Background Ischemia-reperfusion (I/R) injury is inevitable during free tissue transfers. When the period of ischemia exceeds the tissue tolerance, it causes necrosis and flap failure. The aim of this study was to investigate the effects of adipose-derived stem cells (ASCs) embedded in a collagen type I scaffold on the survival of free skin flaps to counteract I/R injury.

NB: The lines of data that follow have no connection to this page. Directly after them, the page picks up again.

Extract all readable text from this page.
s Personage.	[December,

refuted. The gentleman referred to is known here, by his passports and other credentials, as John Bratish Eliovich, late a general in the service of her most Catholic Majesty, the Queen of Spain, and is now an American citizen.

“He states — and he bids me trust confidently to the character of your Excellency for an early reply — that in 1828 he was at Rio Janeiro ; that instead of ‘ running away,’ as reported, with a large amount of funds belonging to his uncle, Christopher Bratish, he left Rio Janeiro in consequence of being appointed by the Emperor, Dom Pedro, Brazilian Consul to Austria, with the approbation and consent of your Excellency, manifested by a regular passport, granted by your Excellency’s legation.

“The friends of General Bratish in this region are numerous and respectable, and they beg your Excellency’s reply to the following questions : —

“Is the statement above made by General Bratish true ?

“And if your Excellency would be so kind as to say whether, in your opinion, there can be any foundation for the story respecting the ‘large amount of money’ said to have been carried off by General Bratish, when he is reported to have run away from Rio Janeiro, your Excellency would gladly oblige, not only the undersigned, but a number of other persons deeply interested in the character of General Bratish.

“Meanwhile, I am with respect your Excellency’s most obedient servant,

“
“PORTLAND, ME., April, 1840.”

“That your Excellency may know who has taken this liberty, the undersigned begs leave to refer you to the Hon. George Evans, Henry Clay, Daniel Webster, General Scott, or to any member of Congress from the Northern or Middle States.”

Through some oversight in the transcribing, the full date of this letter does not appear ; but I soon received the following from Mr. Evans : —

Methods Left superficial caudal epigastric skin flaps (3 × 6 cm) were performed in 28 Wistar rats that were divided into four groups. The flaps elevated in the animals of the control group did not suffer any ischemic insult, and the vascular pedicle was not cut. All other flaps were subjected to 8 hours of ischemia prior to revascularization: I/R control group (8 hours of ischemia), I/R scaffold group (8 hours of ischemia + collagen type I scaffold), and I/R scaffold–ASCs group (8 hours of ischemia + collagen type I scaffold with rat ASCs embedded). Transit-time ultrasound blood flow measurements were performed. After 7 days, the areas of flap survival were measured and tissues were stained with hematoxylin/eosin and Masson's trichrome stain for histological analysis.

Results The mean percentage flap survival area was significantly higher in the ASCs-treated flaps (I/R scaffold–ASCs group) compared with the ischemic controls (I/R control group and I/R scaffold group). Higher vascular proliferation and lower severity of necrosis and inflammatory changes were seen histologically in the samples of the ASCs-treated group. No significant difference in blood flow was detected between groups.

Conclusion Subcutaneous administration of ASCs embedded on a collagen type I scaffold reduces tissue damage after I/R injury in microvascular free flaps.